IŞİD Suriye'de tehdit mi?

Irak ve Şam İslam Devleti (IŞİD) Suriye’de önemli ölçüde zayıflatıldı ancak tamamen yok edilmedi. IŞİD, Suriye’nin bazı bölgelerinde hâlâ aktif ve bazılarına göre IŞİD, Suriye’nin barışçıl geleceğine en büyük tehlike. Peki IŞİD’in Suriye’deki hâkimiyeti hangi yıllara uzanıyor ve IŞİD Suriye’de hâlâ bir tehdit mi?

Heyet Tahrir eş-Şam (HTŞ) liderliğindeki cihatçıların Suriye’deki yönetimi ele geçirmesinin ardından Amerika Birleşik Devletleri (ABD) ülkedeki IŞİD hedeflerine bazı hava operasyonları düzenledi. ABD Başkanı Joe Biden ve hükümetine göre IŞİD, Suriye’nin geleceği için en büyük tehditlerden biri olmaya devam ediyor.

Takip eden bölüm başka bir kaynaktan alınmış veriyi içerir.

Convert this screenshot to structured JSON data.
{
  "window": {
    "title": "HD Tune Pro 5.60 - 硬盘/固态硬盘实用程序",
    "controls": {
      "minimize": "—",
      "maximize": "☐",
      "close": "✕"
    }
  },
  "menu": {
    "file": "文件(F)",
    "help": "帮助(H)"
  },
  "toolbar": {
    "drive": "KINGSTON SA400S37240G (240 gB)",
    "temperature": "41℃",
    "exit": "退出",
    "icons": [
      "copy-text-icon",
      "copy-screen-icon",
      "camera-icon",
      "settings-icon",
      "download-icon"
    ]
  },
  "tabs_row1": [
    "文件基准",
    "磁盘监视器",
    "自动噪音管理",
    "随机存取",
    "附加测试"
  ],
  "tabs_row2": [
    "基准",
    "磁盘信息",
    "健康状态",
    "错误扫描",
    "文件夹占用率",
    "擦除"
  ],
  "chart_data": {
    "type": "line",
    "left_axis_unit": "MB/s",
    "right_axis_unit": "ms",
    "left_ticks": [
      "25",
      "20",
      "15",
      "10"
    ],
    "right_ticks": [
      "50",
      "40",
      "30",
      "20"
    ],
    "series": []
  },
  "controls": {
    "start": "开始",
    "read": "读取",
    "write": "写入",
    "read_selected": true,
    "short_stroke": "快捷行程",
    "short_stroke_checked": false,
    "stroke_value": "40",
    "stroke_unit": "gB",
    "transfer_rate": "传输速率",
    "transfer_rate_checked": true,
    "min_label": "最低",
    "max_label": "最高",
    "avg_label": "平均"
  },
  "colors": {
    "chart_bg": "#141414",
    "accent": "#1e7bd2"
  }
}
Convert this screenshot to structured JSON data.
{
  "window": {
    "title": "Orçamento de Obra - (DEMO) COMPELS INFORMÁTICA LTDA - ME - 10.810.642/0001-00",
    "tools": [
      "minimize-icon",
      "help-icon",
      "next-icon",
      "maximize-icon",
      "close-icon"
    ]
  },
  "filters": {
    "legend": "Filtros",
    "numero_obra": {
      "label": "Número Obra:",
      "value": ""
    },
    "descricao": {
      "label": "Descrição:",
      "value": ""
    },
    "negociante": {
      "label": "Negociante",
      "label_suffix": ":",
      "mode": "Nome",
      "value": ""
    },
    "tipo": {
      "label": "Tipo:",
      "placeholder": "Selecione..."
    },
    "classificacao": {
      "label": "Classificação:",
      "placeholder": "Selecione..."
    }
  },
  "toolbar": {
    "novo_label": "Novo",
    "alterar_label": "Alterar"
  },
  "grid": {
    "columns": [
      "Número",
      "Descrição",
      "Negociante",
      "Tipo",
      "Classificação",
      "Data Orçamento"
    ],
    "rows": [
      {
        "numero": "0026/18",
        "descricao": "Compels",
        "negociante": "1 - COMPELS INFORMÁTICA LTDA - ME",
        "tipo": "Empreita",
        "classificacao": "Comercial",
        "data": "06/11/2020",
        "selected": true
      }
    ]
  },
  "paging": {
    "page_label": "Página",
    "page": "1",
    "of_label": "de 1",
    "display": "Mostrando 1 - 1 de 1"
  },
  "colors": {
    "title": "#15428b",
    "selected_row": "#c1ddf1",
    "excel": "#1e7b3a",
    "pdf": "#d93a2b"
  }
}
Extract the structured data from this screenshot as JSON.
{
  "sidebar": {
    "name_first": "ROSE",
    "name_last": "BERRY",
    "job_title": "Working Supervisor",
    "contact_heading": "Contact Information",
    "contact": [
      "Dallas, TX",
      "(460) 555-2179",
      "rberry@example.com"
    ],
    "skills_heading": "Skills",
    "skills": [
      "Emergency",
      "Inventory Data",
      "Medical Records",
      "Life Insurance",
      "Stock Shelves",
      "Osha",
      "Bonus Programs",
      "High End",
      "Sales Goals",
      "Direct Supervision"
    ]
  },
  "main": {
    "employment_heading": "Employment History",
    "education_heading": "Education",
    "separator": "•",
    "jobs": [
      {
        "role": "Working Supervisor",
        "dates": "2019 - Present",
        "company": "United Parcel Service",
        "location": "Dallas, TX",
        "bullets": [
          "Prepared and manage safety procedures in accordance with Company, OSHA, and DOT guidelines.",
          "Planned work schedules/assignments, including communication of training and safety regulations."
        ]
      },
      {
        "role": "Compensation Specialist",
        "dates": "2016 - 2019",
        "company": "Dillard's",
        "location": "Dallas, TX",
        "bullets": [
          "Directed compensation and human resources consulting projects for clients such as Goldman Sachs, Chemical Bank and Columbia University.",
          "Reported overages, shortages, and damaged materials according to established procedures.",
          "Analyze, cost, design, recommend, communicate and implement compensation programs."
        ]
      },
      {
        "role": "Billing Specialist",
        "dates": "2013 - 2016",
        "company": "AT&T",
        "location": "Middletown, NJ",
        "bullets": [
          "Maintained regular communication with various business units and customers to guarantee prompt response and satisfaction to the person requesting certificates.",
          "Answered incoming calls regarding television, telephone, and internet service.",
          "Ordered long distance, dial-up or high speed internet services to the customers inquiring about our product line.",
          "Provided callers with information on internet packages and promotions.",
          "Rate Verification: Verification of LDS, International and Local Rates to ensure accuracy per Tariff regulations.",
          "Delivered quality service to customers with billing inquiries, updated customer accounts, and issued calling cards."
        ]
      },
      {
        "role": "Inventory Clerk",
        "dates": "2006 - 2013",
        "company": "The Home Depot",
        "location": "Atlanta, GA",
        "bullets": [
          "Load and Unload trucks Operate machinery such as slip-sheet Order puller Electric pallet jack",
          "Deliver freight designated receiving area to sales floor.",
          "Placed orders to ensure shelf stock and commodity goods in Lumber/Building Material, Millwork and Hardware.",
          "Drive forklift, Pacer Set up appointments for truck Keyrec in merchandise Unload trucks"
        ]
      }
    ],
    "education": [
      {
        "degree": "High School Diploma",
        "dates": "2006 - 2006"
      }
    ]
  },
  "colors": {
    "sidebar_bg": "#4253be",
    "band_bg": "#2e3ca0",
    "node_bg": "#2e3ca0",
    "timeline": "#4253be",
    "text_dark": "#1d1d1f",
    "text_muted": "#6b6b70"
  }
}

IŞİD Suriye’de ne kadar güçlü: İşte ABD’nin önceliği

Biden, Esad’ın devrilmesinin ardından yaptığı ilk açıklamada, “IŞİD’in güvenli bir sığınak yaratmak için herhangi bir boşluktan yaralanabileceği fakat buna engel olacaklarını” söyledi. ABD günlerdir Suriye’deki IŞİD kamplarına B-52 bombardıman uçakları ve F-15, A-10 Thunderbolt tipi savaş uçaklarıyla saldırılar düzenliyor. ABD Merkez Komutanlığı (CENTCOM), saldırıların IŞİD’i zayıflatma ve yenilgiye uğratma misyonlarının bir parçası olduğunu belirtti.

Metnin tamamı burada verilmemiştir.